Ebbene, il diramarsi delle bioeconomie del recupero – l’Italia è all’avanguardia grazie alla Legge 166/2016 – dell’efficienza e del riciclo mediante attività e strutture circolari dovrebbero rendersi necessarie affinché si riducano consumi e si diffonda l’economia solidale. Aree che divengono dunque indispensabili per una corretta bioeconomia circolare, al fine di eliminare lo smaltimento dei rifiuti e mantenere nei margini l’emergenza alimentare: avvantaggiare le strutture autonome e il senso di responsabilità individuale serve senz’altro a coadiuvare gruppi sociali coesi e soprattutto l’uguaglianza.

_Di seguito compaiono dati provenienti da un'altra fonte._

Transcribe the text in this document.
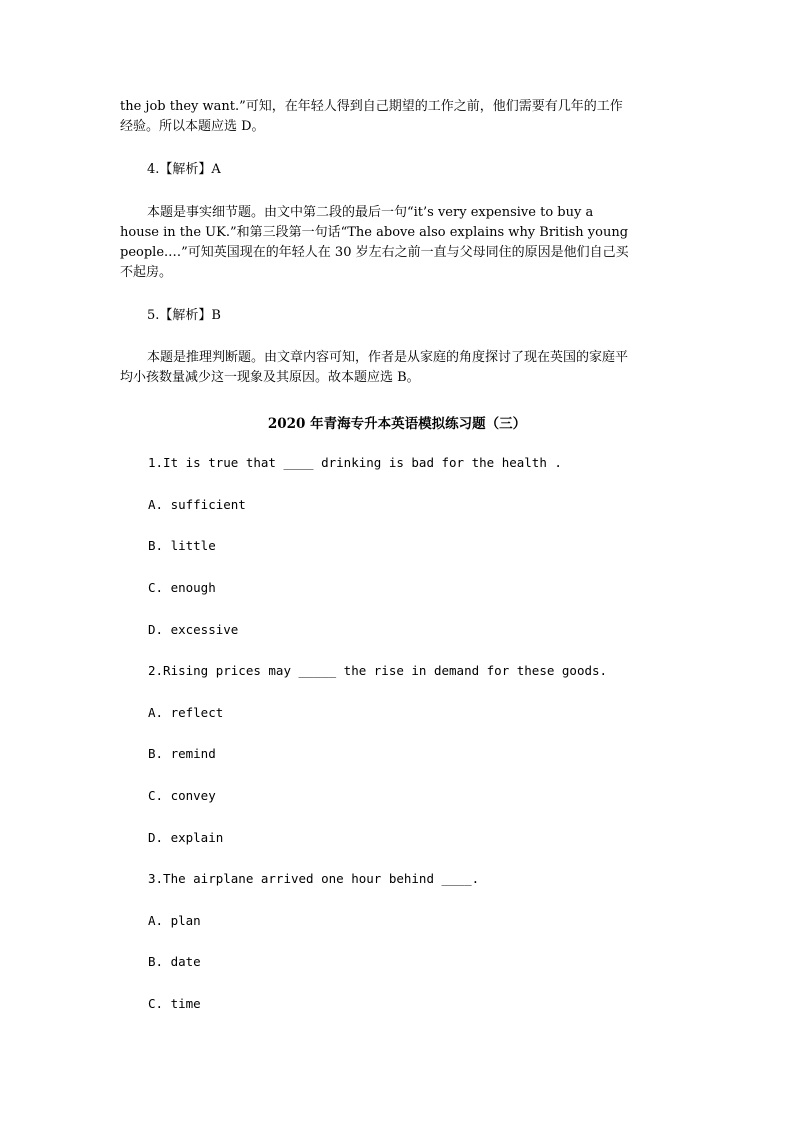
the job they want.”可知，在年轻人得到自己期望的工作之前，他们需要有几年的工作
经验。所以本题应选 D。
4.【解析】A
本题是事实细节题。由文中第二段的最后一句“it’s very expensive to buy a
house in the UK.”和第三段第一句话“The above also explains why British young
people.…”可知英国现在的年轻人在 30 岁左右之前一直与父母同住的原因是他们自己买
不起房。
5.【解析】B
本题是推理判断题。由文章内容可知，作者是从家庭的角度探讨了现在英国的家庭平
均小孩数量减少这一现象及其原因。故本题应选 B。
2020 年青海专升本英语模拟练习题（三）
1.It is true that ____ drinking is bad for the health .
A. sufficient
B. little
C. enough
D. excessive
2.Rising prices may _____ the rise in demand for these goods.
A. reflect
B. remind
C. convey
D. explain
3.The airplane arrived one hour behind ____.
A. plan
B. date
C. time
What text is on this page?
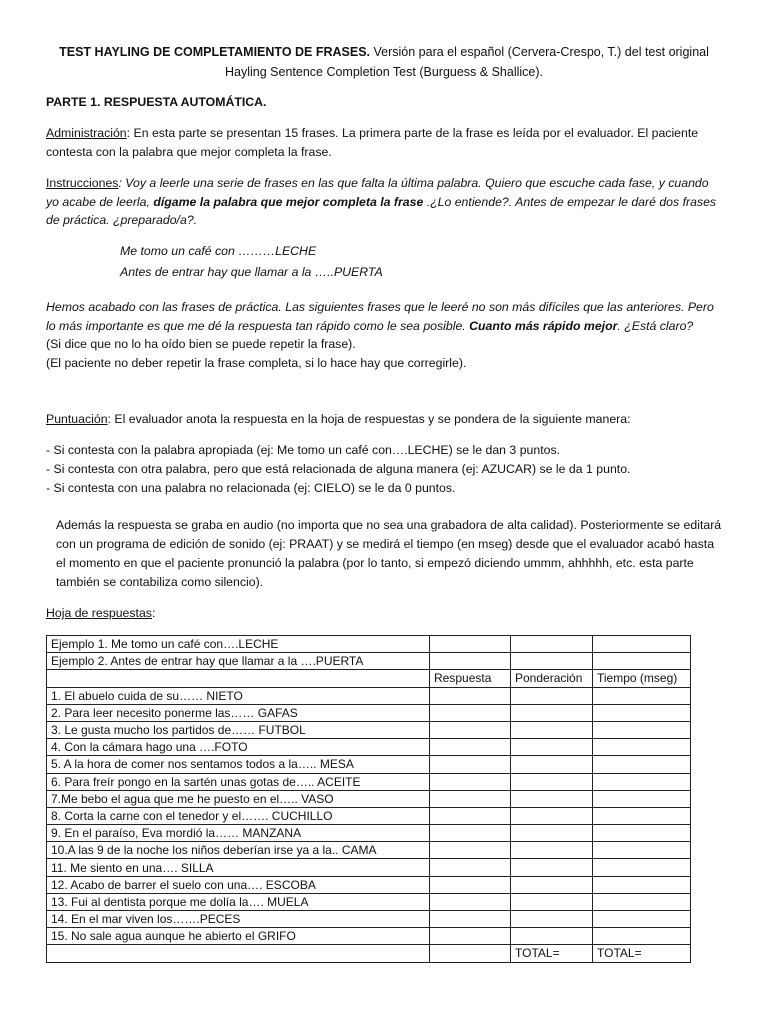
TEST HAYLING DE COMPLETAMIENTO DE FRASES. Versión para el español (Cervera-Crespo, T.) del test original
Hayling Sentence Completion Test (Burguess & Shallice).
PARTE 1. RESPUESTA AUTOMÁTICA.
Administración: En esta parte se presentan 15 frases. La primera parte de la frase es leída por el evaluador. El paciente contesta con la palabra que mejor completa la frase.
Instrucciones: Voy a leerle una serie de frases en las que falta la última palabra. Quiero que escuche cada fase, y cuando yo acabe de leerla, dígame la palabra que mejor completa la frase .¿Lo entiende?. Antes de empezar le daré dos frases de práctica. ¿preparado/a?.
Me tomo un café con ………LECHE
Antes de entrar hay que llamar a la …..PUERTA
Hemos acabado con las frases de práctica. Las siguientes frases que le leeré no son más difíciles que las anteriores. Pero lo más importante es que me dé la respuesta tan rápido como le sea posible. Cuanto más rápido mejor. ¿Está claro?
(Si dice que no lo ha oído bien se puede repetir la frase).
(El paciente no deber repetir la frase completa, si lo hace hay que corregirle).
Puntuación: El evaluador anota la respuesta en la hoja de respuestas y se pondera de la siguiente manera:
- Si contesta con la palabra apropiada (ej: Me tomo un café con….LECHE) se le dan 3 puntos.
- Si contesta con otra palabra, pero que está relacionada de alguna manera (ej: AZUCAR) se le da 1 punto.
- Si contesta con una palabra no relacionada (ej: CIELO) se le da 0 puntos.
Además la respuesta se graba en audio (no importa que no sea una grabadora de alta calidad). Posteriormente se editará con un programa de edición de sonido (ej: PRAAT) y se medirá el tiempo (en mseg) desde que el evaluador acabó hasta el momento en que el paciente pronunció la palabra (por lo tanto, si empezó diciendo ummm, ahhhhh, etc. esta parte también se contabiliza como silencio).
Hoja de respuestas:
Ejemplo 1. Me tomo un café con….LECHE			
Ejemplo 2. Antes de entrar hay que llamar a la ….PUERTA			
	Respuesta	Ponderación	Tiempo (mseg)
1. El abuelo cuida de su…… NIETO			
2. Para leer necesito ponerme las…… GAFAS			
3. Le gusta mucho los partidos de…… FUTBOL			
4. Con la cámara hago una ….FOTO			
5. A la hora de comer nos sentamos todos a la….. MESA			
6. Para freír pongo en la sartén unas gotas de….. ACEITE			
7.Me bebo el agua que me he puesto en el….. VASO			
8. Corta la carne con el tenedor y el……. CUCHILLO			
9. En el paraíso, Eva mordió la…… MANZANA			
10.A las 9 de la noche los niños deberían irse ya a la.. CAMA			
11. Me siento en una…. SILLA			
12. Acabo de barrer el suelo con una…. ESCOBA			
13. Fui al dentista porque me dolía la…. MUELA			
14. En el mar viven los…….PECES			
15. No sale agua aunque he abierto el GRIFO			
		TOTAL=	TOTAL=
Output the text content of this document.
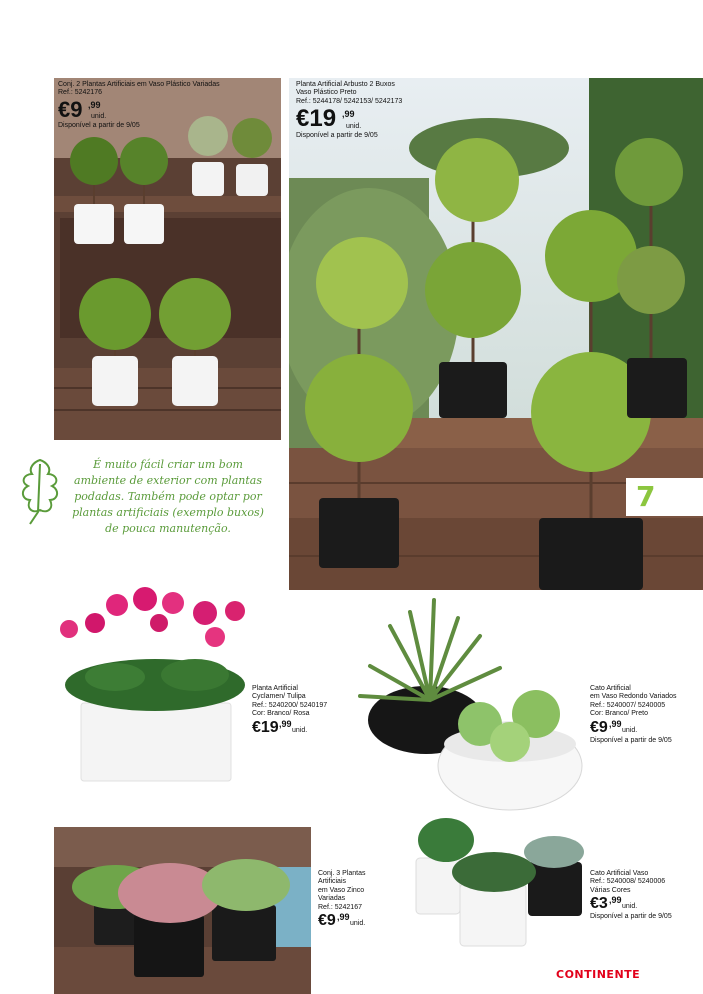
Conj. 2 Plantas Artificiais em Vaso Plástico Variadas
Ref.: 5242176
€9 ,99
unid.
Disponível a partir de 9/05
Planta Artificial Arbusto 2 Buxos
Vaso Plástico Preto
Ref.: 5244178/ 5242153/ 5242173
€19 ,99
unid.
Disponível a partir de 9/05
7
É muito fácil criar um bom
ambiente de exterior com plantas
podadas. Também pode optar por
plantas artificiais (exemplo buxos)
de pouca manutenção.
Planta Artificial
Cyclamen/ Tulipa
Ref.: 5240200/ 5240197
Cor: Branco/ Rosa
€19 ,99
unid.
Cato Artificial
em Vaso Redondo Variados
Ref.: 5240007/ 5240005
Cor: Branco/ Preto
€9 ,99
unid.
Disponível a partir de 9/05
Conj. 3 Plantas
Artificiais
em Vaso Zinco
Variadas
Ref.: 5242167
€9 ,99
unid.
Cato Artificial Vaso
Ref.: 5240008/ 5240006
Várias Cores
€3 ,99
unid.
Disponível a partir de 9/05
CONTINENTE
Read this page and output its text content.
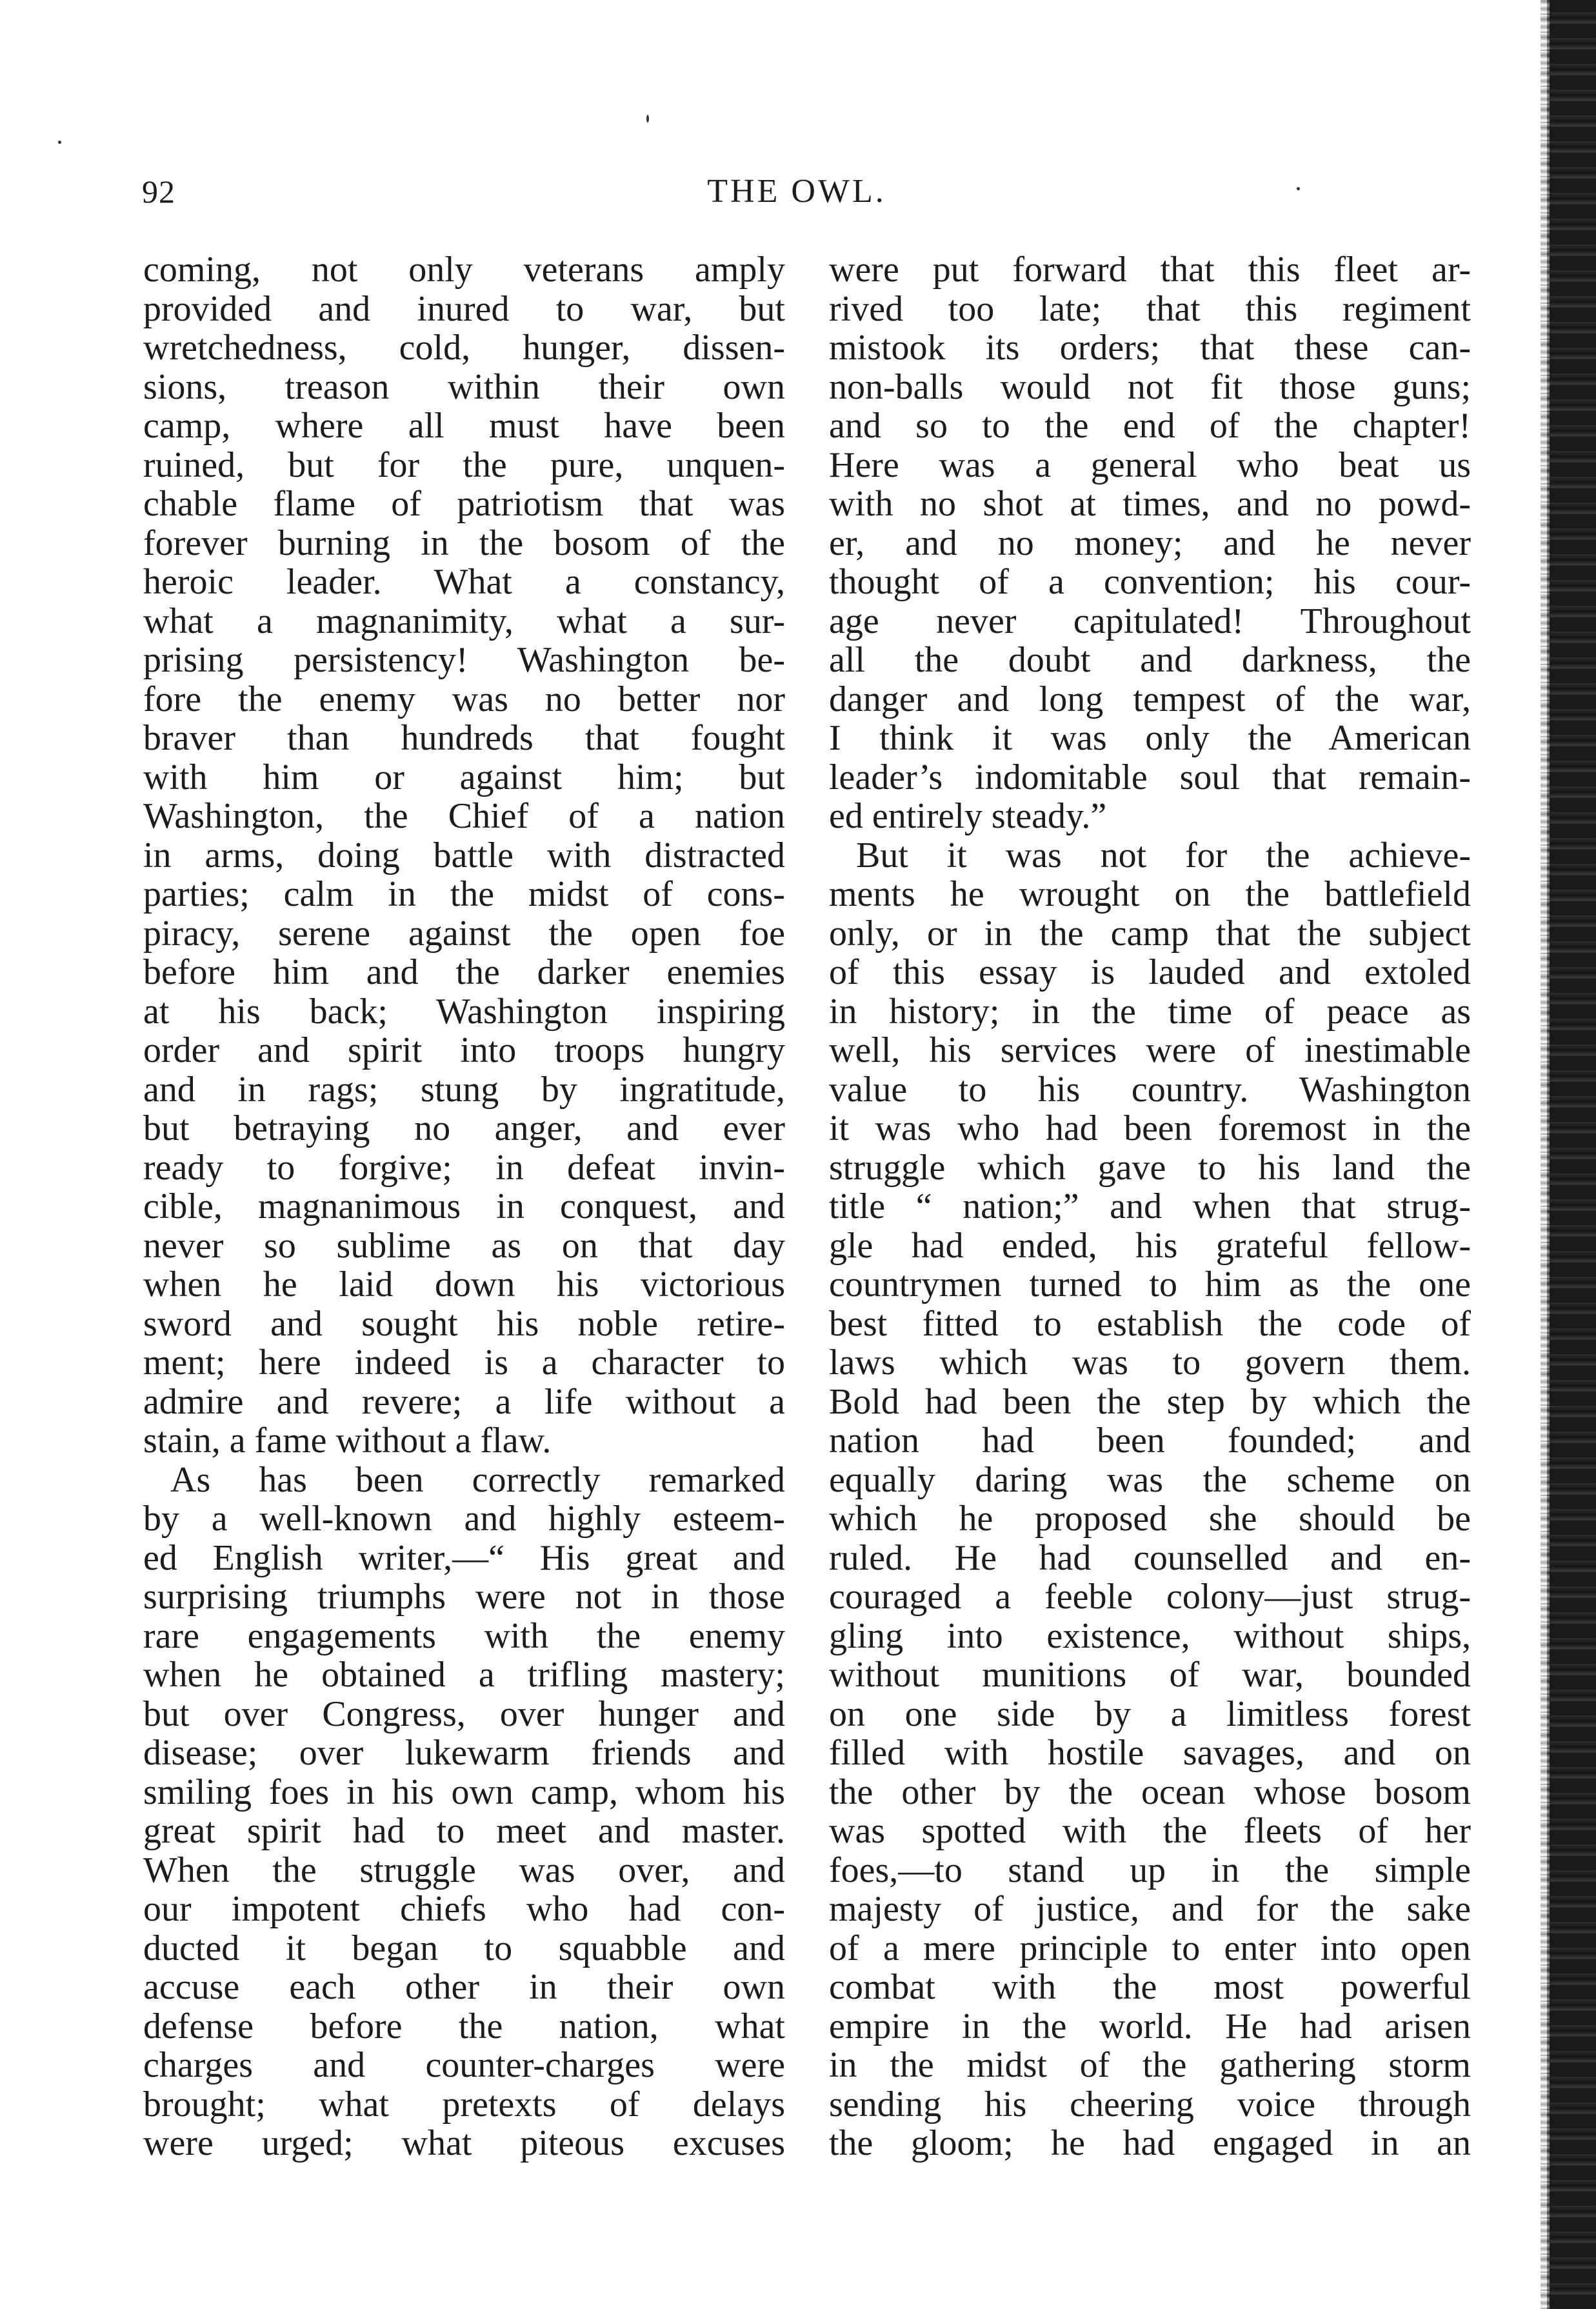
92	THE OWL.
coming, not only veterans amply
provided and inured to war, but
wretchedness, cold, hunger, dissen-
sions, treason within their own
camp, where all must have been
ruined, but for the pure, unquen-
chable flame of patriotism that was
forever burning in the bosom of the
heroic leader. What a constancy,
what a magnanimity, what a sur-
prising persistency! Washington be-
fore the enemy was no better nor
braver than hundreds that fought
with him or against him; but
Washington, the Chief of a nation
in arms, doing battle with distracted
parties; calm in the midst of cons-
piracy, serene against the open foe
before him and the darker enemies
at his back; Washington inspiring
order and spirit into troops hungry
and in rags; stung by ingratitude,
but betraying no anger, and ever
ready to forgive; in defeat invin-
cible, magnanimous in conquest, and
never so sublime as on that day
when he laid down his victorious
sword and sought his noble retire-
ment; here indeed is a character to
admire and revere; a life without a
stain, a fame without a flaw.
As has been correctly remarked
by a well-known and highly esteem-
ed English writer,—“ His great and
surprising triumphs were not in those
rare engagements with the enemy
when he obtained a trifling mastery;
but over Congress, over hunger and
disease; over lukewarm friends and
smiling foes in his own camp, whom his
great spirit had to meet and master.
When the struggle was over, and
our impotent chiefs who had con-
ducted it began to squabble and
accuse each other in their own
defense before the nation, what
charges and counter-charges were
brought; what pretexts of delays
were urged; what piteous excuses
were put forward that this fleet ar-
rived too late; that this regiment
mistook its orders; that these can-
non-balls would not fit those guns;
and so to the end of the chapter!
Here was a general who beat us
with no shot at times, and no powd-
er, and no money; and he never
thought of a convention; his cour-
age never capitulated! Throughout
all the doubt and darkness, the
danger and long tempest of the war,
I think it was only the American
leader’s indomitable soul that remain-
ed entirely steady.”
But it was not for the achieve-
ments he wrought on the battlefield
only, or in the camp that the subject
of this essay is lauded and extoled
in history; in the time of peace as
well, his services were of inestimable
value to his country. Washington
it was who had been foremost in the
struggle which gave to his land the
title “ nation;” and when that strug-
gle had ended, his grateful fellow-
countrymen turned to him as the one
best fitted to establish the code of
laws which was to govern them.
Bold had been the step by which the
nation had been founded; and
equally daring was the scheme on
which he proposed she should be
ruled. He had counselled and en-
couraged a feeble colony—just strug-
gling into existence, without ships,
without munitions of war, bounded
on one side by a limitless forest
filled with hostile savages, and on
the other by the ocean whose bosom
was spotted with the fleets of her
foes,—to stand up in the simple
majesty of justice, and for the sake
of a mere principle to enter into open
combat with the most powerful
empire in the world. He had arisen
in the midst of the gathering storm
sending his cheering voice through
the gloom; he had engaged in an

“In definitiva per ristabilire condizioni di sicurezza socio-ecologica gli sprechi sistemici in Italia dovrebbero essere prevenuti e ridotti fino ad almeno il 25% degli attuali“: il destino comune mira a rendere cibo sano ed ecologico un diritto per tutti. Inteso come bene comune da preservare gli va riconosciuto valore sociale, culturale ed economico, sia assicurando condizioni imparziali per chi lo produce e per chi vi si accosta, sia evitando il commercio e la comunicazione social, contesti in cui gli alimenti in generale sono divulgati come bene di “status posizionale” ovvero inseriti in spazi poco rilevanti: food influencer, show cooking, chef stellati, food design, food porn, diete inventate.